The pom.xml can be versioned via GitHub as we do for dbpedia (see folder). Add the following to .gitignore to exclude data from being committed to git: ${bundlefolder}/*/*/src/

Change version of the whole bundle

mvn versions:set -DnewVersion=2018.08.15

Run the example

There are working examples in the example folder, which you can copy and adapt

# clone the repository
git clone https://github.com/dbpedia/databus-maven-plugin.git
cd databus-maven-plugin
cd example/animals

# validate, parse, generate metadata and package
mvn databus:validate databus:test-data databus:metadata databus:package-export

Configuration

File setup and conventions

Generate a release configuration with an archetype

Note: For datasets with few artifacts, you can also copy the example and adjust it

We provide a Maven Archetype for easy and automatic project setup. In short, Archetype is a Maven project templating toolkit: https://maven.apache.org/guides/introduction/introduction-to-archetypes.html The template is created from an existing project, found in archetype/existing-projects. Variables are replaced upon instantiation.

Install databus archetype

We provide two archetype templates:

  • bundle-archetype generates a bundle with one dataset (called add-one-dataset)
  • add-one-dataset-archetype adds a module to an existing bundle

The archetype needs to be installed into the local maven repo:

git clone https://github.com/dbpedia/databus-maven-plugin.git
cd databus-maven-plugin/archetype/existing-projects
./deploy.sh

deploy.sh runs mvn archetype:create-from-project and mvn install on bundle and bundle/add-one-dataset

Instantiate a new project

With the archetype you can create one bundle with arbitrarily many datasets/artifacts. Here is how:

# Generate the bundle

# version number of bundle
VERSION=2018.08.15
# domain 
GROUPID=org.example.data
# bundle artifactid
BUNDLEARTIFACTID=animals
# configure list of datasets/artifacts to be created
DATASETARTIFACTID="mammals birds fish"

mvn archetype:generate -DarchetypeCatalog=local -DarchetypeArtifactId=bundle-archetype -DarchetypeGroupId=org.dbpedia.databus.archetype -DgroupId=$GROUPID -DartifactId=$BUNDLEARTIFACTID -Dversion=$VERSION -DinteractiveMode=false

# Generate datasets/modules 

# go into the bundle
cd $BUNDLEARTIFACTID

for i in ${DATASETARTIFACTID} ; do 
	mvn archetype:generate -DarchetypeCatalog=local -DarchetypeArtifactId=add-one-dataset-archetype -DarchetypeGroupId=org.dbpedia.databus.archetype -DgroupId=$GROUPID -DartifactId=$i -Dversion=$VERSION -DinteractiveMode=false
	# some clean up, since archetype does not set parent automatically  
	# TODO we are trying to figure out how to automate this
	sed -i "s|<artifactId>bundle</artifactId>|<artifactId>$BUNDLEARTIFACTID</artifactId>|" */pom.xml
	sed -i "s|<groupId>org.dbpedia.databus.archetype</groupId>|<groupId>$GROUPID</groupId>|" */pom.xml
	sed -i "s|<version>1.0.0</version>|<version>$VERSION</version>|" */pom.xml
done



# delete add-one-dataset 
rm -r add-one-dataset
sed -i  's|<module>add-one-dataset</module>||' pom.xml

# wipe the example data files
rm */src/main/databus/$VERSION/*

Development

License

License of the software is AGPL with intended copyleft.
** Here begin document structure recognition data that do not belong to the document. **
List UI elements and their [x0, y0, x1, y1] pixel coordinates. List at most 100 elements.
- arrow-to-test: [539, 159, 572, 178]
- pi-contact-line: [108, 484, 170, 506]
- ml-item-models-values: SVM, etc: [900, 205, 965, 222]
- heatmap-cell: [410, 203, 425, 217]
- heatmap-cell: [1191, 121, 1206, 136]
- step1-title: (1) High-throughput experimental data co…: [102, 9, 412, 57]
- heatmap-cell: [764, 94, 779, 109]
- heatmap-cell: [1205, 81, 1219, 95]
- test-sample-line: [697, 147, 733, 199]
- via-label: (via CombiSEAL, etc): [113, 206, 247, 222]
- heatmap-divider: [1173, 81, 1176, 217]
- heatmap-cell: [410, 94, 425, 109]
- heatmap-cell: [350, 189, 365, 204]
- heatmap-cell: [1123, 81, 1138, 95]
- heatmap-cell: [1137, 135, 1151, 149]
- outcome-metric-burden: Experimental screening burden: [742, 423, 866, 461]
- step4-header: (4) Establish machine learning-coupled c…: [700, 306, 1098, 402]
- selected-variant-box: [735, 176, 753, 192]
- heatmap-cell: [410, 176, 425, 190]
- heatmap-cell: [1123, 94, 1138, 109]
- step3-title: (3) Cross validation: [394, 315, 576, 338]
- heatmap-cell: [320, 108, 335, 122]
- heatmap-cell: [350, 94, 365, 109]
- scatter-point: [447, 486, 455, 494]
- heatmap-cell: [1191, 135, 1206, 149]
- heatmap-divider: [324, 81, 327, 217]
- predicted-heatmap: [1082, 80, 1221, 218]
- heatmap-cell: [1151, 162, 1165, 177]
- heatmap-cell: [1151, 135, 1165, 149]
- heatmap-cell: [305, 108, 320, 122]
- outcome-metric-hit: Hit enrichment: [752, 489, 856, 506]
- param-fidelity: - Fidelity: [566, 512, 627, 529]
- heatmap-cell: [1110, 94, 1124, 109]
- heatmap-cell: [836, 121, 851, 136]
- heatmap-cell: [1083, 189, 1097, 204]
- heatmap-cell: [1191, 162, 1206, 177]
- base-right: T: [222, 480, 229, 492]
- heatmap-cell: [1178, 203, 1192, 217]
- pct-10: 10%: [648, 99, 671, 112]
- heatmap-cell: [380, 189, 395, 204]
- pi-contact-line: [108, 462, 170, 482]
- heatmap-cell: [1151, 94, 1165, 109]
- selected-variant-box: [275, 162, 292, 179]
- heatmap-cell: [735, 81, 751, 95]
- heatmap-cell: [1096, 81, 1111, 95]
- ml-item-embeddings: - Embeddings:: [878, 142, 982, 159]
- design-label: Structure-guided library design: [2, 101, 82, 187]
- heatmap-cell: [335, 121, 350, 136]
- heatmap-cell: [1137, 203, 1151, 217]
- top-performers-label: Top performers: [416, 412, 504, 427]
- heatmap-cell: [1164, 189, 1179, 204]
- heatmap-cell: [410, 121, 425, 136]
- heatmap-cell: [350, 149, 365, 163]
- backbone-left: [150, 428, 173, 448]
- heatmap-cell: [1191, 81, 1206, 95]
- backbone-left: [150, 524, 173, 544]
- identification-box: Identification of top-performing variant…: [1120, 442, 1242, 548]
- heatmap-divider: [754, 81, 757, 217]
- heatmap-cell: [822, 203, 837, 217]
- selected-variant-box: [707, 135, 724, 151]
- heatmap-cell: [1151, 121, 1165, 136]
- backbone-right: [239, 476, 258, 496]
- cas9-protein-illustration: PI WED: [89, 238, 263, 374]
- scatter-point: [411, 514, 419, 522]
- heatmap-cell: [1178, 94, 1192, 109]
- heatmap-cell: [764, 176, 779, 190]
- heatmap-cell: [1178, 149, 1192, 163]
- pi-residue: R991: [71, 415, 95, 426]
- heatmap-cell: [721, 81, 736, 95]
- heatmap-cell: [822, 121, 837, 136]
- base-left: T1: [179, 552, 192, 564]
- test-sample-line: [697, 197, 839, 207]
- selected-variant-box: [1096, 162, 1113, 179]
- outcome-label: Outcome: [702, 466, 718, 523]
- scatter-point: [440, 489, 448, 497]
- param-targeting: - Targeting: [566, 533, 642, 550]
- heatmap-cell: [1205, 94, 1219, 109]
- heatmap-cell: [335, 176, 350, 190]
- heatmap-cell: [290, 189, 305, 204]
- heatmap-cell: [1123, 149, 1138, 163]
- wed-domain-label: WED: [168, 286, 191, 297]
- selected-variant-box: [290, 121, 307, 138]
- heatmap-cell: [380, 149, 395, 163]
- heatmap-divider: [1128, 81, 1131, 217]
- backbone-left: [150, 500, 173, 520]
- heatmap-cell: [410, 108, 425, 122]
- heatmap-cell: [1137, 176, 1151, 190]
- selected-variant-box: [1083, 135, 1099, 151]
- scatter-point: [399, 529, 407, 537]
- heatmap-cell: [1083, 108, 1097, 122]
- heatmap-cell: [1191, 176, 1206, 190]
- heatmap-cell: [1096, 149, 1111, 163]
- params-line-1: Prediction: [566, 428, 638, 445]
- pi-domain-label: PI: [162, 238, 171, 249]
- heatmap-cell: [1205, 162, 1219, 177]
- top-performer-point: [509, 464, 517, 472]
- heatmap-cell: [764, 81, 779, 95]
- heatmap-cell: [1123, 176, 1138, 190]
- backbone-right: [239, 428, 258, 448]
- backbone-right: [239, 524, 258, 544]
We expect that you spend your best effort to commit upstream to make this tool better or at least that your extensions are made available again. Any contribution will be merged under the copyright of the DBpedia Association.

Development rules

  • All paths are configured in Properties.scala, which is a trait for the Mojos (Maven Plugin classes), please handle all paths there
  • Datafile.scala is a quasi decorator for files, use getInputStream to open any file
  • Use the issue tracker, do branches instead of forks (we can give access), we will merge with master
  • Document options in the archetype pom and here

Troubleshooting

Download from http://databus.dbpedia.org:8081/repository/ fails, no dependency information available

Note: this section can be removed after completion of https://github.com/dbpedia/databus-maven-plugin/issues/12 Possible reason: we have installed a dev archiva for now. Depending on your org’s network configuration, code might only be accepted from Maven Central and local/allowed maven repos.
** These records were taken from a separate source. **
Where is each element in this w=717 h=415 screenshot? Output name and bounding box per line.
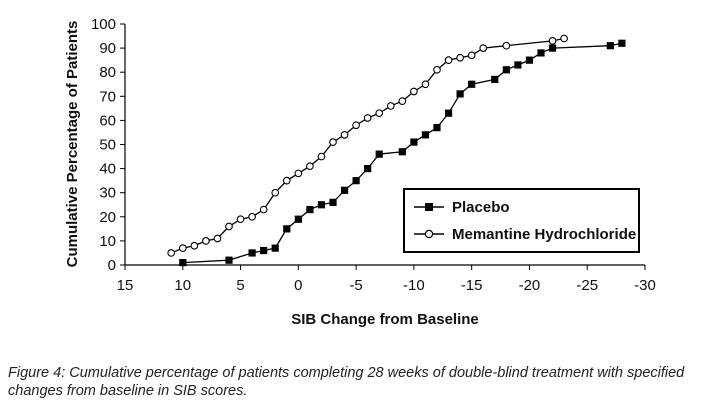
data-point-placebo [283, 225, 291, 233]
data-point-memantine-hydrochloride [363, 114, 372, 122]
data-point-placebo [421, 131, 430, 139]
series-placebo [179, 39, 626, 267]
cumulative-percentage-chart: 15 10 5 0 -5 -10 -15 -20 -25 -30 0102030405060708… [64, 16, 656, 328]
x-tick-label: 15 [117, 277, 134, 294]
data-point-placebo [306, 205, 314, 214]
data-point-memantine-hydrochloride [398, 97, 407, 105]
data-point-memantine-hydrochloride [467, 51, 476, 60]
data-point-memantine-hydrochloride [375, 109, 384, 118]
data-point-placebo [456, 90, 464, 98]
data-point-memantine-hydrochloride [294, 169, 303, 178]
data-point-memantine-hydrochloride [340, 131, 349, 139]
legend-memantine-marker [424, 229, 434, 239]
x-tick-label: 10 [174, 277, 191, 294]
y-tick-label: 50 [99, 137, 116, 154]
figure-caption: Figure 4: Cumulative percentage of patie… [8, 365, 685, 399]
x-tick-label: 0 [294, 277, 302, 294]
data-point-memantine-hydrochloride [502, 41, 511, 50]
data-point-placebo [317, 201, 326, 209]
data-point-placebo [606, 42, 614, 50]
x-axis-title: SIB Change from Baseline [291, 311, 479, 328]
data-point-memantine-hydrochloride [479, 44, 488, 52]
data-point-memantine-hydrochloride [271, 188, 280, 197]
data-point-memantine-hydrochloride [213, 234, 222, 243]
legend-placebo-marker [425, 203, 433, 211]
legend-placebo-label: Placebo [452, 199, 510, 216]
x-tick-label: -15 [461, 277, 483, 294]
legend: Placebo Memantine Hydrochloride [403, 188, 640, 253]
legend-memantine-label: Memantine Hydrochloride [452, 226, 636, 243]
data-point-placebo [329, 198, 337, 206]
data-point-placebo [410, 138, 418, 146]
data-point-placebo [294, 215, 302, 223]
x-tick-label: -10 [403, 277, 425, 294]
y-tick-label: 30 [99, 185, 116, 202]
x-tick-label: -30 [634, 277, 656, 294]
data-point-placebo [444, 109, 453, 117]
data-point-placebo [352, 177, 360, 185]
data-point-placebo [375, 150, 383, 158]
y-tick-label: 20 [99, 209, 116, 226]
y-tick-label: 60 [99, 112, 116, 129]
y-tick-label: 100 [91, 16, 116, 33]
x-tick-label: -20 [519, 277, 541, 294]
data-point-memantine-hydrochloride [433, 65, 441, 74]
data-point-placebo [491, 75, 499, 84]
data-point-memantine-hydrochloride [306, 162, 314, 171]
data-point-memantine-hydrochloride [386, 102, 395, 110]
data-point-memantine-hydrochloride [202, 237, 210, 245]
data-point-memantine-hydrochloride [456, 53, 464, 62]
data-point-memantine-hydrochloride [421, 80, 430, 89]
data-point-memantine-hydrochloride [248, 212, 256, 221]
data-point-placebo [225, 256, 233, 264]
data-point-memantine-hydrochloride [317, 152, 326, 161]
y-tick-label: 70 [99, 88, 116, 105]
data-point-placebo [548, 44, 557, 52]
series-memantine-hydrochloride [167, 34, 568, 257]
x-tick-label: -5 [349, 277, 362, 294]
data-point-memantine-hydrochloride [352, 121, 360, 130]
x-tick-label: -25 [576, 277, 598, 294]
data-point-placebo [537, 49, 545, 57]
data-point-memantine-hydrochloride [178, 244, 187, 252]
data-point-placebo [179, 258, 187, 267]
data-point-memantine-hydrochloride [548, 37, 557, 45]
data-point-memantine-hydrochloride [259, 205, 268, 214]
data-point-placebo [248, 249, 256, 257]
legend-box [403, 188, 640, 253]
data-point-memantine-hydrochloride [190, 241, 199, 250]
y-axis: 0 10 20 30 40 50 60 70 80 90 100 [91, 16, 126, 274]
data-point-memantine-hydrochloride [225, 222, 233, 231]
data-point-placebo [260, 246, 268, 255]
data-point-memantine-hydrochloride [236, 215, 245, 224]
y-tick-label: 80 [99, 64, 116, 81]
data-point-placebo [398, 148, 406, 156]
data-point-memantine-hydrochloride [444, 56, 453, 65]
data-point-placebo [514, 61, 522, 69]
data-point-placebo [364, 165, 372, 173]
data-point-placebo [618, 39, 626, 47]
data-point-memantine-hydrochloride [410, 87, 418, 96]
data-point-placebo [525, 56, 534, 64]
data-point-placebo [433, 124, 441, 132]
data-point-memantine-hydrochloride [282, 176, 291, 185]
data-point-memantine-hydrochloride [329, 138, 337, 146]
x-tick-label: 5 [236, 277, 244, 294]
series-layer [167, 34, 626, 267]
data-point-memantine-hydrochloride [560, 34, 568, 43]
data-point-placebo [340, 186, 349, 194]
x-axis: 15 10 5 0 -5 -10 -15 -20 -25 -30 [117, 264, 656, 294]
y-tick-label: 40 [99, 161, 116, 178]
y-tick-label: 0 [108, 257, 116, 274]
y-axis-title: Cumulative Percentage of Patients [64, 21, 81, 268]
data-point-placebo [502, 66, 510, 74]
data-point-memantine-hydrochloride [167, 249, 176, 257]
data-point-placebo [271, 244, 279, 252]
y-tick-label: 90 [99, 40, 116, 57]
y-tick-label: 10 [99, 233, 116, 250]
data-point-placebo [468, 80, 476, 88]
  • [WARNING] The POM for org.dbpedia.databus:databus-maven-plugin:jar:1.0-SNAPSHOT is missing, no dependency information available
  • Could not resolve dependencies for project org.dbpedia.databus:databus-maven-plugin:maven-plugin:1.0-SNAPSHOT: Failure to find org.dbpedia.databus:databus-shared-lib:jar:0.1.4

Can potentially fixed by locally installing the shared-lib:

  • Download Jar: http://databus.dbpedia.org:8081/#artifact-details-download-content/org.dbpedia.databus/databus-shared-lib/0.1.4
  • Install dependency: https://maven.apache.org/guides/mini/guide-3rd-party-jars-local.html

Then clone the repo and run mvn install which will install the databus-maven-plugin locally

BUILD FAILURE, no mojo-descriptors found (when using mvn install to install the databus-maven-plugin)
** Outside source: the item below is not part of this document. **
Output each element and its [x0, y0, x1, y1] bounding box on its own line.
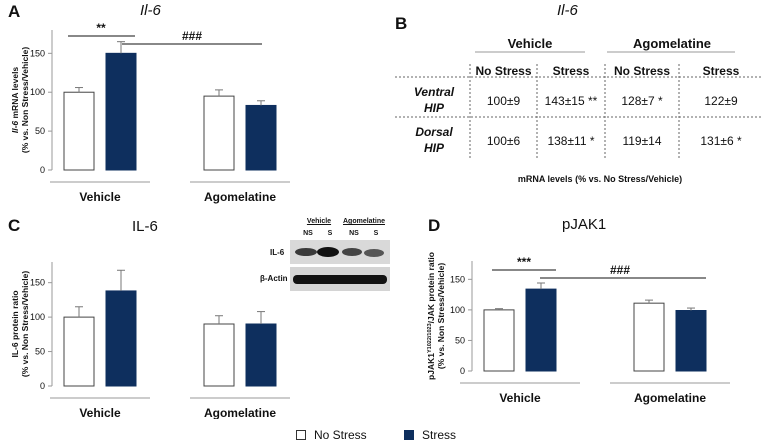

This is most likely caused by using an old maven version (observed in version 3.0.5) A workaround for this would be replacing:

<plugin>
	<groupId>org.apache.maven.plugins</groupId>
        <artifactId>maven-plugin-plugin</artifactId>
	<version>3.4</version>
</plugin>

with

<plugin>
	<groupId>org.apache.maven.plugins</groupId>
        <artifactId>maven-plugin-plugin</artifactId>
	<version>3.4</version>
        <configuration>
		<skipErrorNoDescriptorsFound>true</skipErrorNoDescriptorsFound>
	</configuration>
        <executions>
		<execution>
		        <id>mojo-descriptor</id>
		        <goals>
                            <goal>descriptor</goal>
                        </goals>
		</execution>
	</executions>
</plugin>

in databus-maven-plugin/pom.xml

UTF-8 - Encoding Errors in the produced data

On Unix: run: grep "LC_ALL" .* in your /root/ directory and make sure

.bash_profile:export LC_ALL=en_US.UTF-8
.bashrc:export LC_ALL=en_US.UTF-8

is set.